Although I would arrive at South Kensington station in the morning and walk to college, the most useful bus was the number 11. It would take me to cinemas, clubs, demonstrations, galleries; or I could simply stay on until the terminus at Liverpool Street and take in the sights.
That is, if I wanted to escape from King’s Road. In 1967 it was the epitome of swinging London with new boutiques pioneered by Mary Quant and others, bars and clubs frequented by pop stars, lurid colour schemes applied to both buildings and vehicles, and bright young things in their mini-skirts and paisley shirts.

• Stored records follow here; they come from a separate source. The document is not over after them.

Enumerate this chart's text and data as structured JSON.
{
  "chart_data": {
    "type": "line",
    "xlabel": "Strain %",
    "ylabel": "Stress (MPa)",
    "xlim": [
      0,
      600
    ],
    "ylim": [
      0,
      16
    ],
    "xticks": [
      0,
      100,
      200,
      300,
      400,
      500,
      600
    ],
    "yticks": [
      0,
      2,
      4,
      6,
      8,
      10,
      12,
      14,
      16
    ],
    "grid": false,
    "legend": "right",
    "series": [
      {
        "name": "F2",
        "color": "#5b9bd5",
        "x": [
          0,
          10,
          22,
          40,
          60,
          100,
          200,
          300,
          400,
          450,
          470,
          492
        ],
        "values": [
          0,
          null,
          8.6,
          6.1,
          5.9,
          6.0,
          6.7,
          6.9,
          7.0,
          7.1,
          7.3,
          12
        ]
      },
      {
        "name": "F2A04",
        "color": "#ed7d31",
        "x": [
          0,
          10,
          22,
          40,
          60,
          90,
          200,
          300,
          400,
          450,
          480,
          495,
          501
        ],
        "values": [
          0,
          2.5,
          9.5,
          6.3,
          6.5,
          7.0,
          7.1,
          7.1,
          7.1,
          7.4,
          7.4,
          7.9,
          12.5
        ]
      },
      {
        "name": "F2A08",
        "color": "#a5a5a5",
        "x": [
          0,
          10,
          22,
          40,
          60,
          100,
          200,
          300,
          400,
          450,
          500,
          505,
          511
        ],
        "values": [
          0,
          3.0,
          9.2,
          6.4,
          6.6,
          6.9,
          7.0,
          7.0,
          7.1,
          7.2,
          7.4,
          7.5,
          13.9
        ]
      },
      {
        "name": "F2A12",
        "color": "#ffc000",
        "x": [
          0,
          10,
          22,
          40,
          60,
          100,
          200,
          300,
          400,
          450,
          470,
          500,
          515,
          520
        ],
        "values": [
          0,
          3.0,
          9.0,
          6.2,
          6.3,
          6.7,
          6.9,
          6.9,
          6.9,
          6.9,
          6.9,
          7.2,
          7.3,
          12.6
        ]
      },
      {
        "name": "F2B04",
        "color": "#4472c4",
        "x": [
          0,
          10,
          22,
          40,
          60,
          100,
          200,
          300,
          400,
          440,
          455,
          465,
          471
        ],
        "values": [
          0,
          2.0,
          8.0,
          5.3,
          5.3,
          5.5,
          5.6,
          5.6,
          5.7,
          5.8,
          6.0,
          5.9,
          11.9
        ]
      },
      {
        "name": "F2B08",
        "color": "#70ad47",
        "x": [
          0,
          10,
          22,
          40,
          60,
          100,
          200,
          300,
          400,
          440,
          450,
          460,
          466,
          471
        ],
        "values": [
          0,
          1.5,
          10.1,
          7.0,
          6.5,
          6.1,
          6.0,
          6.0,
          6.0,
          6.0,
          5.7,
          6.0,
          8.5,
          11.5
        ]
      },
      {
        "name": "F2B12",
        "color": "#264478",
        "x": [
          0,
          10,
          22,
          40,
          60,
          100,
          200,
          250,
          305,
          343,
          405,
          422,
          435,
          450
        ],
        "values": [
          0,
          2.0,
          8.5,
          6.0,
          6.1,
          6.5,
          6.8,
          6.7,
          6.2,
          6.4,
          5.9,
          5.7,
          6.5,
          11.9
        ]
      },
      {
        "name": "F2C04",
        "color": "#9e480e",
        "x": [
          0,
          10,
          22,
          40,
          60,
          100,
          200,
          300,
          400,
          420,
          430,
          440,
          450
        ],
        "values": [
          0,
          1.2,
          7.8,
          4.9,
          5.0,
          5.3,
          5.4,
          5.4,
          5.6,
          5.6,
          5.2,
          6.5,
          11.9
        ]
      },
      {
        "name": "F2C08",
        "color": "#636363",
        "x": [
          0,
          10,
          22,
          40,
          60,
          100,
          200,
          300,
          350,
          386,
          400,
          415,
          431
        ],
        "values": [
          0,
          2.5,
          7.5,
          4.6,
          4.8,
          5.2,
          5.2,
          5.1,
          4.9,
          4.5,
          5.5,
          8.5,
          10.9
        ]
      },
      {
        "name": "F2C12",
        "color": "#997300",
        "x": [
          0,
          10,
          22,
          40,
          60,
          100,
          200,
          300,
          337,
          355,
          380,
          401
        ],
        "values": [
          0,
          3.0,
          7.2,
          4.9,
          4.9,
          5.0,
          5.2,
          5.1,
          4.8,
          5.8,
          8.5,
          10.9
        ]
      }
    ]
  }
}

Of course, I quite liked it. The vibrancy, the music that blared from shops, cars treated as art objects with two fingers in the face of stuffy 1950s London. Here I was in a place that seemed unique and promised to be the centre of a new expanding universe providing what some of us young people wanted.
It might have looked wildly chaotic to the staid observer but it was really not much more than a fashion statement, however revolutionary the mini-skirt and psychedelic colours appeared. The celebrities were pop stars or the entrepreneurs themselves such as Mary Quant and Alvaro Maccioni the restaurant owner.

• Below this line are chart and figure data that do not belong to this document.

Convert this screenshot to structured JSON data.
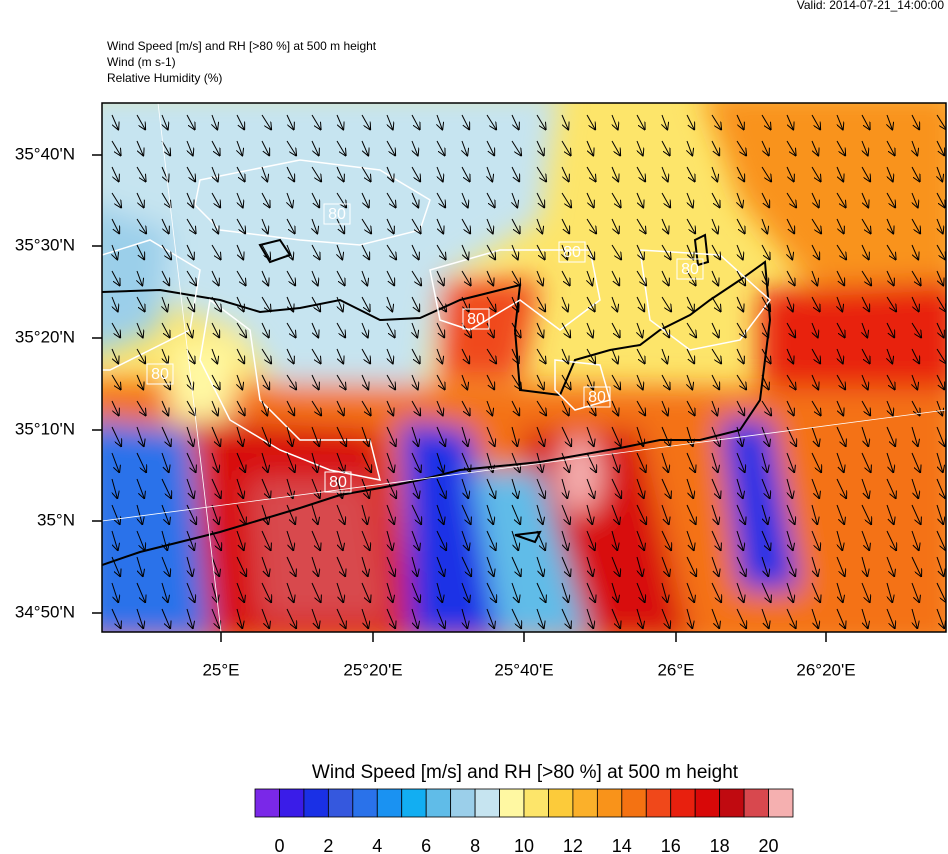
{
  "header": {
    "valid": "Valid: 2014-07-21_14:00:00",
    "lines": [
      "Wind Speed [m/s] and RH [>80 %] at 500 m height",
      "Wind   (m s-1)",
      "Relative Humidity   (%)"
    ]
  },
  "map": {
    "lat_labels": [
      "35°40'N",
      "35°30'N",
      "35°20'N",
      "35°10'N",
      "35°N",
      "34°50'N"
    ],
    "lon_labels": [
      "25°E",
      "25°20'E",
      "25°40'E",
      "26°E",
      "26°20'E"
    ],
    "contour_labels": [
      "80",
      "80",
      "80",
      "80",
      "80",
      "80",
      "80"
    ]
  },
  "colorbar": {
    "title": "Wind Speed [m/s] and RH [>80 %] at 500 m height",
    "colors": [
      "#7a28e8",
      "#3a1ce8",
      "#1a30e6",
      "#3558de",
      "#2a72ea",
      "#1a92f2",
      "#12aef2",
      "#60bce8",
      "#9bcfea",
      "#c6e4f0",
      "#fff8a2",
      "#fde56a",
      "#fccb3a",
      "#fbb02a",
      "#f9931a",
      "#f47212",
      "#f0481a",
      "#e8200e",
      "#d80808",
      "#c00a10",
      "#d8484e",
      "#f5b0b0"
    ],
    "labels": [
      0,
      2,
      4,
      6,
      8,
      10,
      12,
      14,
      16,
      18,
      20
    ]
  }
}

There were some attempts to show that this was a dangerous place; but King’s Road was no Haight-Ashbury with its free love and drug-taking. I recall a popular sensationalist magazine called Titbits which asked the question ‘Are our girls in danger in swinging Chelsea?’. This headline was above a picture of a group of young women walking down King’s Road arm-in-arm. They need not have worried. These women were all known to me as fellow students and with their knee-length tweed skirts and sensible shoes they were completely incorruptible. King’s Road, with its new shops and restaurants patronised by some of the better-off was something of a breath of fresh air in a London still showing the scars of the Blitz, dirty buildings and grey streets. I had to go to Soho or Covent Garden (still a vegetable market) or the East End to find the darker places where there might be danger.
Not that I could actually go to many places in King’s Road. As a penniless student I could not afford the entry fee or the price of drinks and I knew no-one who could introduce me. Fortunately, there was a new concrete shopping centre called King’s Walk with a Boots and a supermarket where I could buy my essentials. The places I could afford were the Picasso Café where I ate my first proper spaghetti and the Six Bells which served ghastly Watney’s keg beer; I was forced to drink bottled brown ale. I chose this pub because Dylan Thomas had been a regular and they had jazz upstairs on Fridays; this was old bohemian Chelsea. I could buy a meal at The Chelsea Kitchen or The Stockpot. It was free to go into Gandalf’s Garden where you could lounge on large cushions and drink herbal tea. Late at night you could have tea and a sausage sandwich at a stall in Sloane Square; this is where I witnessed the cliched conjunction of a man in evening dress, a drunk, and a ragged homeless man all together at 2am one morning.
In the evening, I would meander back through the streets of South Kensington and take the Piccadilly Line back to Turnham Green and unremarkable Acton.